My people once shaped golems from stone and clay. Now we make one cast in steel. She lies before us, silver in color, save for the golden Star of David on her chest.

I congratulate my husband as he finishes the adjustments to our creation’s resting place, lowering the slab so I might take a closer look at her. “Good work, Yitzhak.” Dragon-smoke flares of neon curl and bleed in through the windows, brushing against our golem’s body. Triumph overcomes my weariness, smile tight across my face.

“Thanks, Miriam. But you did the important part,” Yitzhak answers, his thin smile highlighting the premature wrinkles on his face. He is staring down reverently at our creation, tears brimming in his eyes.

“Nobody achieves anything alone,” I remind him, catching myself staring at him and remembering the days when our marriage was whole. I pat our child’s steel shoulder. “Hard part’s over. Hopefully we have enough time to finish the rest.”

“Do you think we’re safe?” he whispers, trepidation clear in every syllable.

“Of course not,” I scoff. Our sanctum is set deep within the Earth, a gaping wound in a world of jutting skyscrapers where once the synagogue stood. We are in the lowest levels, in a makeshift laboratory, guarded from above. True safety is a luxury we left behind long ago. “If you’re going to run, do it now.”

I feel his hesitation, the slight tremors of fear in his voice as he commits to bravery. We Jews hold to our culture even with the threat of annihilation. We hide from roving patrols and present as lawful citizens by day, but never have we stopped resisting.

Yitzhak stands with me, no matter how afraid he is. “I would never leave you, no matter what.”

“I know.” Divorced or not, we’re still friends, and he’s dedicated to the cause. Yitzhak’s integrity is beyond compare. “Look. She’s awake.”

I’ve created life, sparked consciousness into being. She is my marvel, my defender, my Tzeidel. “Her mind is active.” I tap my forehead. “I’ve used my implants to link our thoughts together. It’ll take a few minutes, but I’ll have Tzeidel’s mind and body at full functionality.”

Her name is the same as the daughter we lost years ago. Her features are a manufactured blend: my small nose and high cheekbones; Yitzhak’s thin lips and strong chin.

I reach out a hand to feel that face, taking in every detail. Even with that neon mist, the silver veins in my dark arm pulse, displaying the implanted links that blur the line between human and machine.

“Now the rest, Miriam,” Yitzhak reminds me, as he’s done a hundred times.

As she lies before us, Tzeidel is awake. Hers is an artificial intelligence modeled after my own brain patterns, flying through years of life and development in seconds. A very specific linkage of the chips and neurons in her head mingled with downloads from my implants to deliver consciousness. “I know. We’re only done after she’s up and killing the people who deserve it.” I sound impatient, but I’ve been awake for days. It takes time to layer wires through such a large body and get them to convey electrical signals in the same way my body carries blood. It takes even longer to incorporate military-grade hacking technology and regenerative properties.
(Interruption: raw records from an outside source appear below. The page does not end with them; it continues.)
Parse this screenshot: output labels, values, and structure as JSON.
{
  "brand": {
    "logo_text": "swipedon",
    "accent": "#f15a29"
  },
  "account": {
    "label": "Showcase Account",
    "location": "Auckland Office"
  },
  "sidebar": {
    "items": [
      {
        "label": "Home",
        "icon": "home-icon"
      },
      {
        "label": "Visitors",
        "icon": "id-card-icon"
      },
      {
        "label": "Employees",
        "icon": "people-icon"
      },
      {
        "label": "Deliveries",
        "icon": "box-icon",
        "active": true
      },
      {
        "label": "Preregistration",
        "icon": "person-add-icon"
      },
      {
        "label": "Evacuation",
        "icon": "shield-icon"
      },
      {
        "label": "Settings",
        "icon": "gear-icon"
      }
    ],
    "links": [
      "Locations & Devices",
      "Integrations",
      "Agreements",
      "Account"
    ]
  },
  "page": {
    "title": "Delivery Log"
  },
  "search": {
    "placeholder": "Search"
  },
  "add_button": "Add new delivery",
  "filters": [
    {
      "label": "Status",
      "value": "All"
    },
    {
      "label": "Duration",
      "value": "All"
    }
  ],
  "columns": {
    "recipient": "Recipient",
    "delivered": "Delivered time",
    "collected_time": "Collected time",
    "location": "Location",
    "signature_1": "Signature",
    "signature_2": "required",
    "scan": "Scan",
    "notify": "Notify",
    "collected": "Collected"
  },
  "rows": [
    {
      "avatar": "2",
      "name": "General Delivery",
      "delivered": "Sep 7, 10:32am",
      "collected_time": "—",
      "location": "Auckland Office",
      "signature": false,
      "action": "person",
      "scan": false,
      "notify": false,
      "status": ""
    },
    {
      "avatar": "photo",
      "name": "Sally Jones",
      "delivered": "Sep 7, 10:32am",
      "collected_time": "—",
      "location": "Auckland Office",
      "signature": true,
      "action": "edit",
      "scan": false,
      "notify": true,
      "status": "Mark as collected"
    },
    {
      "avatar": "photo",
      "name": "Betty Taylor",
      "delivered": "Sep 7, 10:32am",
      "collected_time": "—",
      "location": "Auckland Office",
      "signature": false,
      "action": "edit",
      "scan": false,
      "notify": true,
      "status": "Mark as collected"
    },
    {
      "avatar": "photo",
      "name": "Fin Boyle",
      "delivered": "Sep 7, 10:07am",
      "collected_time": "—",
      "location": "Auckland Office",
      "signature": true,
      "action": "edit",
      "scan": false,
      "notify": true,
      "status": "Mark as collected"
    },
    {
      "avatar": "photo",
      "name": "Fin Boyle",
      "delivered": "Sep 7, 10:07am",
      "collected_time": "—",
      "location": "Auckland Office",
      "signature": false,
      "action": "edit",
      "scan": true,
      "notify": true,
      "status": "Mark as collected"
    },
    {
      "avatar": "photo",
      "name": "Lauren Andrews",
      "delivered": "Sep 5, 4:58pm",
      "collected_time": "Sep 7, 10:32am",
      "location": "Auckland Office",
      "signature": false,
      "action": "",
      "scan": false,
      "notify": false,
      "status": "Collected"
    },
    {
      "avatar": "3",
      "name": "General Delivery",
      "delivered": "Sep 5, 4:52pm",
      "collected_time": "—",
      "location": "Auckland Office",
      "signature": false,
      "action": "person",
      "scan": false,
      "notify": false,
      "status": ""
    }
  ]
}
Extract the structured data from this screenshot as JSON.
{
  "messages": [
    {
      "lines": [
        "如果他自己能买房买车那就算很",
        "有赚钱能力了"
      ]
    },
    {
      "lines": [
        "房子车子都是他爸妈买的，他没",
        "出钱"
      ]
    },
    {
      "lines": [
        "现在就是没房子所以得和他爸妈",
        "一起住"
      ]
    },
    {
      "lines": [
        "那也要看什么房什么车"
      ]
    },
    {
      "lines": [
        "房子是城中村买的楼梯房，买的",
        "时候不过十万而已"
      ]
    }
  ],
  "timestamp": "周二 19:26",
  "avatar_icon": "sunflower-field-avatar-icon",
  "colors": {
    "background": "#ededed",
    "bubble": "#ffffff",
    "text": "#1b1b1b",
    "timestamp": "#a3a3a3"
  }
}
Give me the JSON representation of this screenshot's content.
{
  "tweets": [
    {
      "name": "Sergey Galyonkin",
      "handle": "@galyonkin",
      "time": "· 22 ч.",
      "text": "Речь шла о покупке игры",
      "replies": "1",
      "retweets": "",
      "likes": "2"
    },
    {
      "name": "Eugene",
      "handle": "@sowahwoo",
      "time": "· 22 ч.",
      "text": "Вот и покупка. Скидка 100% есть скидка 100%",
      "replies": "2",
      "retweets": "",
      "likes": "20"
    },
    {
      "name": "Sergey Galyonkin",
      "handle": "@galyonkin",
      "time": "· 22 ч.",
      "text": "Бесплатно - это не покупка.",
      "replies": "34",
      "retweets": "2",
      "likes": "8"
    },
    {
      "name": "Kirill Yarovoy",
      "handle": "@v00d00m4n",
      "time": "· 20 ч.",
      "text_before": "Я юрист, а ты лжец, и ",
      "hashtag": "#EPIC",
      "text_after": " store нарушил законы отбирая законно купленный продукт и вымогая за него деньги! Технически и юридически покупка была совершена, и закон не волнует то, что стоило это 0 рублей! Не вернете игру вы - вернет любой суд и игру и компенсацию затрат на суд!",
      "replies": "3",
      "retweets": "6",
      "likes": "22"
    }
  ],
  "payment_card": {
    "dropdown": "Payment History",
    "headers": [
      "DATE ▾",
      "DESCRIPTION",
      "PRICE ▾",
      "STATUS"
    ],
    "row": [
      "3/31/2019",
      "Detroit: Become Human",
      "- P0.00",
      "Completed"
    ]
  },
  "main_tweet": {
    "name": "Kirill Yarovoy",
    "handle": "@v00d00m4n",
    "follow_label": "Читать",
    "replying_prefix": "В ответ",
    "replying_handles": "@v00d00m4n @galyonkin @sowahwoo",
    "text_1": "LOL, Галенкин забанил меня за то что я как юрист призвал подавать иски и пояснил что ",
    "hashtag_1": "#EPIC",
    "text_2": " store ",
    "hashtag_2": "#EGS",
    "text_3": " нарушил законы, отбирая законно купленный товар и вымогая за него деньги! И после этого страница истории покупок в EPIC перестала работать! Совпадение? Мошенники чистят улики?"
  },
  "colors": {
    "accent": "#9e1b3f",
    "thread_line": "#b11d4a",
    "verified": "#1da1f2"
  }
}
I am a scientist, a surgeon to machines. It is my profession and my art that I apply to my new daughter now.

I use my implants to enhance my vision, so that I might see within each metallic pore of my awakening Tzeidel. She stares back at me with eyes of crystal, optical nerves dark with disuse. “They might be here soon, Tzeidel.”

Who are ‘they,’ Mother?

Tzeidel speaks in my mind, heard by only me through the connection I’ve established via my implants. Our minds are linked together, feeding her information and functionality. She sees through my eyes, reads my thoughts, but she is not yet mobile. I expected this, but it still gives me pause. Hearing the remembered voice of my dead child is like muffled syllables after a long drone of static. Tzeidel’s voice is childlike, gentle. She does not yet understand violence, nor the need for it.

I’m so sorry that I’ll have to change that.

“They” is the word Yitzhak used. It’s a word that encompasses all the terror and menace in the world. I wonder why he’s not honest about this ‘they,’ giving them proper names and categorizing them not as fairy-tale creatures, but flesh-and-blood despots.

Our oppressors, I say, feeding her the information while I work. My brain is teaching hers how to speak, move, and function, gifting her knowledge and history. I tell her of our people, thought after thought entering her mind as she waits, docile, to fully live. The ones who say our people have no place in this world. They tried to take our culture from us, forced these implants into our bodies to change us. All so we might better perform our tasks, whether enhancing our strength for manual labor or sharpening our mental acuity for less mundane tasks. It will be on you to bring them down. You’re not invincible, but the distinction to them will be irrelevant. Bullets and blows will not work against her. Chemicals are meaningless. Nuclear bombs, acid, maybe pure disintegration would destroy her, but those seem in short supply here.

It is almost time for her rise. Maybe she can make a difference, rally disparate factions, allow other cells to duplicate her so numbers make such weaknesses irrelevant. An uprising of steel saviors to turn the tide against the regime and take our lives back. I must believe it is possible.

“Miri?”

“Working fast as I can, Yitz.” I adjust the wires, wielding my tools with precision. Tzeidel’s limbs are welded perfectly to the torso, digits to limbs, and a fully designed nervous system will allow them to function upon awakening.

“She doesn’t feel any pain, does she?” Yitzhak hovers over my shoulder, reminding me of the days when I observed Tzeidel’s namesake in her sickbed, body withering from her rejected implants. I remind myself how hard it must be for Yitzhak to see her now.  I wish I could temper haste with compassion.

What is pain, Mother? Tzeidel sounds so innocent.

When you feel the opposite of how you want to. It’s the best answer I have.

“It’s just taking a while to build her mind, Yitz. There’s a lot to show her.”

Tzeidel, my golem, my daughter. Her namesake was one of many whose body reacted badly to the implants, jerking from electrical pulses beneath blackening skin. My final memory of her is a three-foot shape beneath a pale sheet. I recall the vaguest outline of her features against the cloth, vermillion sign pulsing above her to mark her for cremation. The face now before me is shaped into the nearest approximation of what I can only imagine my child would look like if she’d been allowed to grow into adulthood.

I cannot remember her face anymore. I recall the scent of her hair, the softness of her skin. Like me, she was a Mizrahi Jew, dark-skinned and dark-eyed, I know that much. But I no longer have a photograph to recall her by. “Rejects” like her were erased, any hint of their memories deleted from every available record so that we may not know their weakness. My girl became nothing but disparate flecks of scattered data, her face lost in the mist of memory.

She smiled often. I remember that much. I wish I could remember her as vividly as I do the Rabbi who tried to mourn her for me. His face remains fixed in my mind, splashed in blood from the beating he was given.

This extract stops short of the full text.